Tuesday, February 7, 2017

Cardinal Biffi on the atomic bombing of Nagasaki

Cardinal Biffi on the atomic bombing of Nagasaki 
Ground Zero, the 浦上天主堂 Urakami Tenshudō Cathedral of Nagasaki (image source)

“I had already heard about Nagasaki. I had come across it repeatedly in the 'History manual of the Catholic missions' by Giuseppe Schmidlin, three volumes published in Milan in 1929. Nagasaki had produced the first substantial Catholic community in Japan, in the sixteenth century. In Nagasaki, on February 5, 1597, thirty-six martyrs (six missionary Franciscans, three Japanese Jesuits, and twenty-seven laymen) gave their lives for Christ. (continued...)

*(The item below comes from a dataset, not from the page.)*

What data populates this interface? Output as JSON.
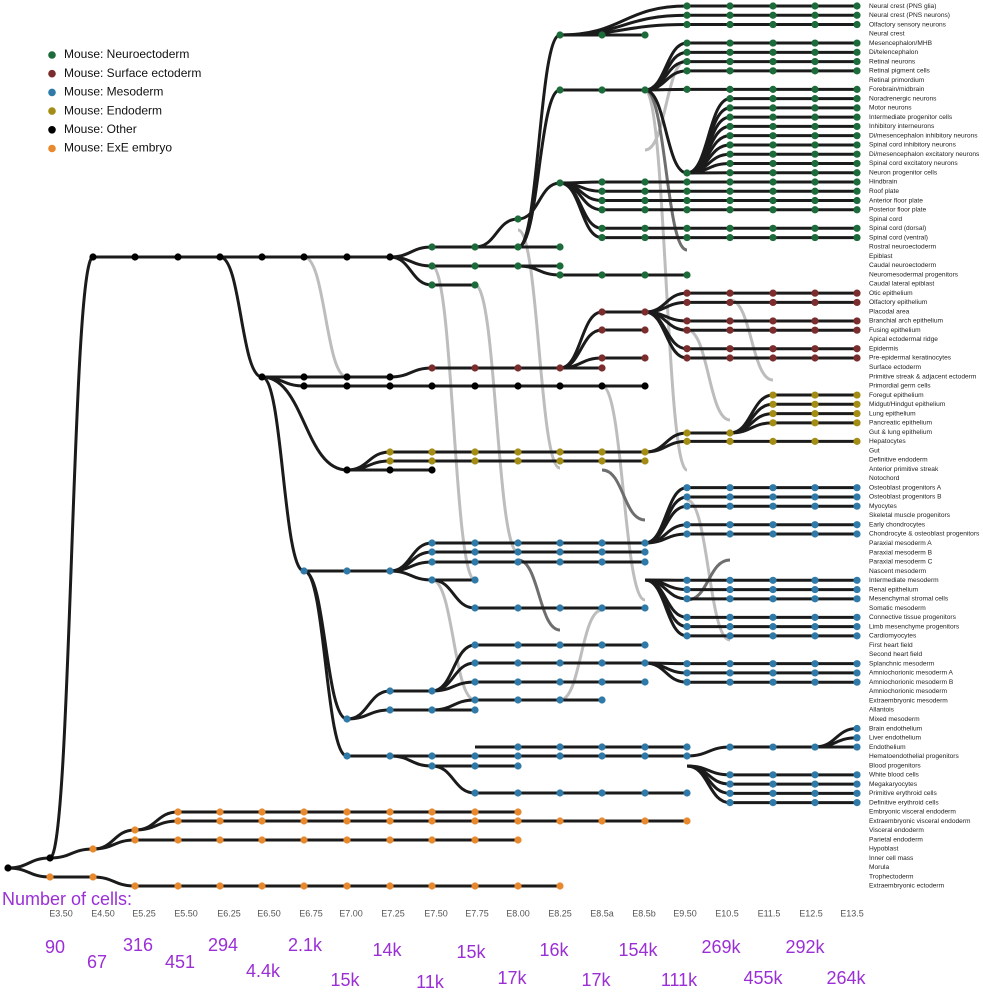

They were canonized by Pius IX in 1862. When the persecution was resumed in 1637, no fewer than thirty-five thousand Christians were killed. After this, the young community lived in the catacombs, so to speak, but it was not extinguished. In 1865, Fr. Petitjean discovered this 'clandestine Church', which revealed itself to him after it had verified that he was celibate, devoted to Mary, and obedient to the pope of Rome; thus the sacramental life could be resumed as normal. In 1889, complete religious freedom was proclaimed in Japan, and everything began flourishing again. On June 15, 1891, the diocese of Nagasaki was established canonically, and in 1927 it welcomed as its pastor Bishop Hayasaka, whom Pius XI himself had consecrated as the first Japanese bishop. It is from Schmidlin that we learn that in 1929, of the 94,096 Japanese Catholics, fully 63,698 were in Nagasaki.”

Having established this, cardinal Biffi concludes with a disturbing question:

“We can certainly assume that the atomic bombs were not dropped at random. So the question is inevitable: why is it that for the second slaughter, out of all the possibilities, that very city of Japan was chosen where Catholicism, apart from having its most glorious history, was also the most widespread and firmly established?”



Call Me Jorge... would add that the Japanese ended up surrendering under the exact same terms they were suing the United States of America for surrender before the two atomic bombs were dropped.  The reason Nagasaki was chosen is because it was the Catholic center of Japan and had the largest cathedral in the Far East.  In addition the city of Nagasaki had outlawed freemasonry in 1926.  The Allied Powers were afraid that Catholicism would fill the void created by the Japanese Emperor renouncing his divinity, hence it had to be destroyed.